Setelah makan siang, nama Kirana diumumkan sebagai juara. Tentu saja, kompetisi ini terlalu kecil baginya, Namun tak sedikitpun ia menahan diri, tak secuil puin ia mengecilkan kompetisi ini. Baginya, dimana pun ia bermain piano, di situlah ia menyatu dengan nada-nada itu, mengubah ruang dan waktu menjadi miliknya seorang. Ia hanya ingin bermain piano.
Wajahnya merona begitu namanya dipanggil, dan untuk sesaat Kirana tampak seperti bagian dari nada yang ia mainkan, rapuh, jernih dan tak terlupakan.
Beberapa jam kemudian, mereka berempat sudah berada di dalam kereta menuju Jakarta. Lagi-lagi hujan tipis menyapu kaca jendela, dan suasana kompartemen terasa tenang. Kirana dan dua temannya sibuk berbicara dan bermain ponsel, men- update hasil kompetisi masing-masing di linimasanya. Hanya Kirana yang juara utama, satunya menjadi juara tiga di instumen gitar sedang satunya tidak memenangkan seluruh kategori. Namun, kebahagiaan tergambar jelas di raut mereka, bukan tentang kemenangan saja, tapi tentang telah tuntasnya misi sekolah. Agak bangga juga rupanya mereka, karena telah mewakili sekolahnya.

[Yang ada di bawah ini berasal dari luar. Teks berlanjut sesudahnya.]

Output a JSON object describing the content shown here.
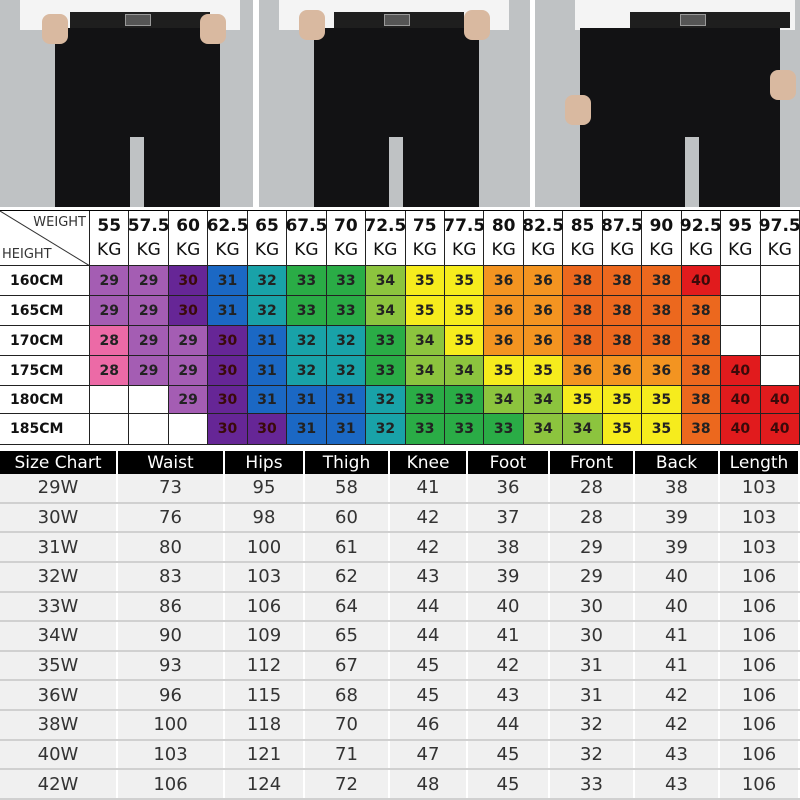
{
  "colors": {
    "28": "#ec6aa6",
    "29": "#a45db3",
    "30": "#662696",
    "31": "#1b68c4",
    "32": "#19a2a8",
    "33": "#2aac46",
    "34": "#8cc43e",
    "35": "#f6ec1d",
    "36": "#f39421",
    "38": "#ec681e",
    "40": "#e11b1d"
  },
  "size_grid": {
    "corner_weight": "WEIGHT",
    "corner_height": "HEIGHT",
    "weights": [
      "55",
      "57.5",
      "60",
      "62.5",
      "65",
      "67.5",
      "70",
      "72.5",
      "75",
      "77.5",
      "80",
      "82.5",
      "85",
      "87.5",
      "90",
      "92.5",
      "95",
      "97.5"
    ],
    "weight_unit": "KG",
    "rows": [
      {
        "height": "160CM",
        "sizes": [
          "29",
          "29",
          "30",
          "31",
          "32",
          "33",
          "33",
          "34",
          "35",
          "35",
          "36",
          "36",
          "38",
          "38",
          "38",
          "40",
          "",
          ""
        ]
      },
      {
        "height": "165CM",
        "sizes": [
          "29",
          "29",
          "30",
          "31",
          "32",
          "33",
          "33",
          "34",
          "35",
          "35",
          "36",
          "36",
          "38",
          "38",
          "38",
          "38",
          "",
          ""
        ]
      },
      {
        "height": "170CM",
        "sizes": [
          "28",
          "29",
          "29",
          "30",
          "31",
          "32",
          "32",
          "33",
          "34",
          "35",
          "36",
          "36",
          "38",
          "38",
          "38",
          "38",
          "",
          ""
        ]
      },
      {
        "height": "175CM",
        "sizes": [
          "28",
          "29",
          "29",
          "30",
          "31",
          "32",
          "32",
          "33",
          "34",
          "34",
          "35",
          "35",
          "36",
          "36",
          "36",
          "38",
          "40",
          ""
        ]
      },
      {
        "height": "180CM",
        "sizes": [
          "",
          "",
          "29",
          "30",
          "31",
          "31",
          "31",
          "32",
          "33",
          "33",
          "34",
          "34",
          "35",
          "35",
          "35",
          "38",
          "40",
          "40"
        ]
      },
      {
        "height": "185CM",
        "sizes": [
          "",
          "",
          "",
          "30",
          "30",
          "31",
          "31",
          "32",
          "33",
          "33",
          "33",
          "34",
          "34",
          "35",
          "35",
          "38",
          "40",
          "40"
        ]
      }
    ]
  },
  "measurements": {
    "headers": [
      "Size Chart",
      "Waist",
      "Hips",
      "Thigh",
      "Knee",
      "Foot",
      "Front",
      "Back",
      "Length"
    ],
    "rows": [
      [
        "29W",
        "73",
        "95",
        "58",
        "41",
        "36",
        "28",
        "38",
        "103"
      ],
      [
        "30W",
        "76",
        "98",
        "60",
        "42",
        "37",
        "28",
        "39",
        "103"
      ],
      [
        "31W",
        "80",
        "100",
        "61",
        "42",
        "38",
        "29",
        "39",
        "103"
      ],
      [
        "32W",
        "83",
        "103",
        "62",
        "43",
        "39",
        "29",
        "40",
        "106"
      ],
      [
        "33W",
        "86",
        "106",
        "64",
        "44",
        "40",
        "30",
        "40",
        "106"
      ],
      [
        "34W",
        "90",
        "109",
        "65",
        "44",
        "41",
        "30",
        "41",
        "106"
      ],
      [
        "35W",
        "93",
        "112",
        "67",
        "45",
        "42",
        "31",
        "41",
        "106"
      ],
      [
        "36W",
        "96",
        "115",
        "68",
        "45",
        "43",
        "31",
        "42",
        "106"
      ],
      [
        "38W",
        "100",
        "118",
        "70",
        "46",
        "44",
        "32",
        "42",
        "106"
      ],
      [
        "40W",
        "103",
        "121",
        "71",
        "47",
        "45",
        "32",
        "43",
        "106"
      ],
      [
        "42W",
        "106",
        "124",
        "72",
        "48",
        "45",
        "33",
        "43",
        "106"
      ]
    ]
  }
}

Selang beberapa menit keberangkatan, juru siar menyiarkan persiapan. Zul melemparkan pandangannya ke luar, memperhatikan petugas PPKA yang berdiri tegap dengan atribut topi merahnya di tepi rel, memberi sinyal kalau jalur sudah aman dan siap dilintasi. Ia ingat kalau ia belum lagi berbicara dengan Kirana sejak semalam. Dari mulai sarapan hingga duduk di kursi ini, ia tak lebih mengucapkan tiga kalimat ini saja. “selamat pagi”, “ayo berangkat”, “selamat, ya”.